Cube Buffer Hierarchy¶
The cube core (AIC) operates on a dedicated buffer hierarchy distinct from the Unified Buffer (UB) that Vector blocks use. Cube operands move through L1 (cbuf) → L0A / L0B → L0C → writeback, with optional BT (bias table) and FB (FIXPIPE buffer) helpers.
Address Spaces¶
| Space | Role | Layout | Typical Producer | Typical Consumer |
|---|---|---|---|---|
gm |
Global Memory (off-chip HBM/DDR) | ND row-major | host / kernel | DMA loaders |
l1 |
Cube CBUF, ~1 MB on-chip | NZ fractal | pto.mte_gm_l1, pto.mte_gm_l1_frac, pto.mte_ub_l1 |
pto.mte_l1_l0a, pto.mte_l1_l0b, pto.mte_l1_ub, pto.mte_l1_bt |
l0a |
Cube left-operand scratchpad | FRACTAL_NZ (A5) / FRACTAL_ZZ (A3) | pto.mte_l1_l0a |
pto.mad* |
l0b |
Cube right-operand scratchpad | FRACTAL_ZN (K innermost) | pto.mte_l1_l0b |
pto.mad* |
l0c |
Cube accumulator | FRACTAL_NZ output of MMAD | pto.mad* |
FIXPIPE writeback (pto.mte_l0c_*) |
bt |
Bias Table | element-type-matched vector | pto.mte_l1_bt |
pto.mad_bias, pto.mad_mx_bias |
fb |
FIXPIPE auxiliary buffer | implementation-defined | pto.mte_l1_fb |
FIXPIPE writeback ops |
ub |
Vector Unified Buffer | ND | DMA loaders | vector pipe |
See NZ Fractal Layout for the precise per-buffer NZ index orders.
Data-Flow Contract¶
+----------------- AIC issue queues -----------------+
| MTE2 MTE1 CUBE (MMAD) FIXP |
| | | | | |
GM (ND) --- pto.mte_gm_l1 / pto.mte_gm_l1_frac | |
| | |
v v |
L1 (NZ) <-- pto.mte_ub_l1 --- UB |
| |
+------+-----+---------------------+ |
| | | |
mte_l1_l0a mte_l1_l0b mte_l1_bt / mte_l1_fb |
| | | |
v v | |
L0A L0B | |
| | | |
+-----+------+ | |
| | |
| pto.mad / pto.mad_acc / pto.mad_bias / *_mx* |
| <----------------------+ |
v |
L0C |
| |
+-- pto.mte_l0c_l1 / pto.mte_l0c_gm / pto.mte_l0c_ub ---+
(FIXPIPE writeback)
Alignment and Sizing Conventions¶
- All cube buffer pointers (L1 / L0A / L0B / L0C / BT / FB) are 32-byte aligned.
- L0A and L0B fractal tiles are 512B (one 32B-wide × 16-row block in the appropriate inner orientation).
- L0C accumulator tiles use the
N1 M1 M0 N0order so that FIXPIPE can stream out one M-row of results at a time. - Element-type-derived inner widths (
K0 = N0 = C0 / sizeof(T)) follow NZ Fractal Layout.
Synchronization¶
The cube programs are issued from the AIC's Scalar Unit (SU) into the MTE2 / MTE1 / CUBE / FIXP issue queues.
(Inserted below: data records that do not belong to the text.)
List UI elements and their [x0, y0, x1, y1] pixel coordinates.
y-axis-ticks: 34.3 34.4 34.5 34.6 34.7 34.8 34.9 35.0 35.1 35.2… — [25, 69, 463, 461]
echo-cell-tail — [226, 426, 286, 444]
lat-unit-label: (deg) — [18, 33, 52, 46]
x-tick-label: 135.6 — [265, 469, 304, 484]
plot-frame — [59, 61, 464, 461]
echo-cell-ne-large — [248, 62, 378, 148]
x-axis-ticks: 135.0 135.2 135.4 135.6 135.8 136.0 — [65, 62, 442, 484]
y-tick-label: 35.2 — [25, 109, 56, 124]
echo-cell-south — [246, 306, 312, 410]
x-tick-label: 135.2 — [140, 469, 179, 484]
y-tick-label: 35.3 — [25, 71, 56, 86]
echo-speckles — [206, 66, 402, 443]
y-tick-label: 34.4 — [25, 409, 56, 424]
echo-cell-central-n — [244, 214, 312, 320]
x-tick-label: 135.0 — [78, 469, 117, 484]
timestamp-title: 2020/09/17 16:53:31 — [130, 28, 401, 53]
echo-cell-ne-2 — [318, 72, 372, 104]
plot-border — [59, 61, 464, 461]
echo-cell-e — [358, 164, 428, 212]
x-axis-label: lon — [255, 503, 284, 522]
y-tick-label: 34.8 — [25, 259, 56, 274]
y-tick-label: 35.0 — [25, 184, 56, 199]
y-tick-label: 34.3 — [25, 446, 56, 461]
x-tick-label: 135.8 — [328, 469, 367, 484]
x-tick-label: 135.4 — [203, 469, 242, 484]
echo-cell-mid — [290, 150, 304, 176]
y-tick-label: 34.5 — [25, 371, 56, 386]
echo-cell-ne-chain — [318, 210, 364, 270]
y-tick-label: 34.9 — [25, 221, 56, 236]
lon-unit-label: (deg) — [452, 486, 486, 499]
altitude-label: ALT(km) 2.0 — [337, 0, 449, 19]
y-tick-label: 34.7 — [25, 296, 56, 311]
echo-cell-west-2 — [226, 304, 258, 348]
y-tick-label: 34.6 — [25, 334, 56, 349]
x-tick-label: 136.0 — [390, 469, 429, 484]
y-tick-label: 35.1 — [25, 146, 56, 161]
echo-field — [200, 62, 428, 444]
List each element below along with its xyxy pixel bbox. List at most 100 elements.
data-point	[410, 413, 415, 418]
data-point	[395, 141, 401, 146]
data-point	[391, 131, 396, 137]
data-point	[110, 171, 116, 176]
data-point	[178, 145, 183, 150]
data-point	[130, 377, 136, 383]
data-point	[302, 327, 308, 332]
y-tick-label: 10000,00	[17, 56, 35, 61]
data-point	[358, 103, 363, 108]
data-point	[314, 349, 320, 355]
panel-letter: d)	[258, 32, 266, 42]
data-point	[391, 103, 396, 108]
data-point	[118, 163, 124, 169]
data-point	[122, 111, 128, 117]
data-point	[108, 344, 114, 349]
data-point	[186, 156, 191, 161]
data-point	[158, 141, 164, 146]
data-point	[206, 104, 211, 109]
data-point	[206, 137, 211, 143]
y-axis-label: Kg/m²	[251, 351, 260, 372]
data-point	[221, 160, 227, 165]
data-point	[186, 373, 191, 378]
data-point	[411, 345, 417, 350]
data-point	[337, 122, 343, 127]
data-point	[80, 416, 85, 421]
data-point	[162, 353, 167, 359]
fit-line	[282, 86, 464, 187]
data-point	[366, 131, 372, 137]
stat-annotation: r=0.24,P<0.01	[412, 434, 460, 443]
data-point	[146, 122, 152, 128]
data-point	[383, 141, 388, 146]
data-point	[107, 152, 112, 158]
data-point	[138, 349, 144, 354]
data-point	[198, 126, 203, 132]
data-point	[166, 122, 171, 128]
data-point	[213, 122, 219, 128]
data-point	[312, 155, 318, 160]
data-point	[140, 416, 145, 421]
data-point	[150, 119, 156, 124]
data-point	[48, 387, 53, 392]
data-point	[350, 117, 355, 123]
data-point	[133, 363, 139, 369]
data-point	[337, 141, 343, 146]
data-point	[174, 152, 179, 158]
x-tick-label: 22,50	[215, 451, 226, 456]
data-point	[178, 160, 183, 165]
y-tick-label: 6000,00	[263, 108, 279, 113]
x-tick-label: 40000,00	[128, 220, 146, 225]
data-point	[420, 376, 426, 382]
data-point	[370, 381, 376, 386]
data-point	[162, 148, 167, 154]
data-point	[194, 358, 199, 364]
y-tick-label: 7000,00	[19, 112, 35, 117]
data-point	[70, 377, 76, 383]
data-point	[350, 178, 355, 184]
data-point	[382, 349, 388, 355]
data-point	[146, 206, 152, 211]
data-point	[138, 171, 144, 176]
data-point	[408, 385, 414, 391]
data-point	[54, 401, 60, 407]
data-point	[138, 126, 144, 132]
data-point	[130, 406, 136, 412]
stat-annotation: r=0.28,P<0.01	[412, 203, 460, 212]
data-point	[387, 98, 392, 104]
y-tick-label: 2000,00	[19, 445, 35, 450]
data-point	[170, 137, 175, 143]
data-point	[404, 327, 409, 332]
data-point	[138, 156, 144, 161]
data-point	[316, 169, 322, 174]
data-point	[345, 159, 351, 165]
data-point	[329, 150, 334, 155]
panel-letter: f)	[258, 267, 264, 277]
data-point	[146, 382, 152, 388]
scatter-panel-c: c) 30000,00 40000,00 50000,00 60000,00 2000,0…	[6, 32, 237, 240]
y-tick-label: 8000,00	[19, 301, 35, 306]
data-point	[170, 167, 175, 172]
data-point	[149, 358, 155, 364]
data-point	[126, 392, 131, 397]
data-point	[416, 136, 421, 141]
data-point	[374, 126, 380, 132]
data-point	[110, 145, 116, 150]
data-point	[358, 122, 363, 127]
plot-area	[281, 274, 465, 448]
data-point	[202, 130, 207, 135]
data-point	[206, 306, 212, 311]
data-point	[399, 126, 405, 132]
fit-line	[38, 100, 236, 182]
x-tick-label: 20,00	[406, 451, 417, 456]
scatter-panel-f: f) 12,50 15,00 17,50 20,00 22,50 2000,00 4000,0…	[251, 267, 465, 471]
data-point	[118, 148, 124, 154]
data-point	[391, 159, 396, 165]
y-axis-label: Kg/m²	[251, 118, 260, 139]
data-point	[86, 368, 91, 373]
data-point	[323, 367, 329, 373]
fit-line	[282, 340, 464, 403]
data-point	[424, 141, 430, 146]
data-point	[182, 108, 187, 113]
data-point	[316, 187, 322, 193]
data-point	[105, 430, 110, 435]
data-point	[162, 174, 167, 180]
Synchronization with the Vector blocks happens through the System Controller (SC) semaphores and the dedicated 1:2 fixpipe broadcast path. See:
- Pipeline Synchronization for the intra-block (
pto.set_flag/pto.wait_flag) primitives that order MTE2 → MTE1 → CUBE → FIXP within the AIC. - Cluster Programming Model for inter-block (
pto.set_intra_block/pto.wait_intra_core) primitives used between AIC and AIV.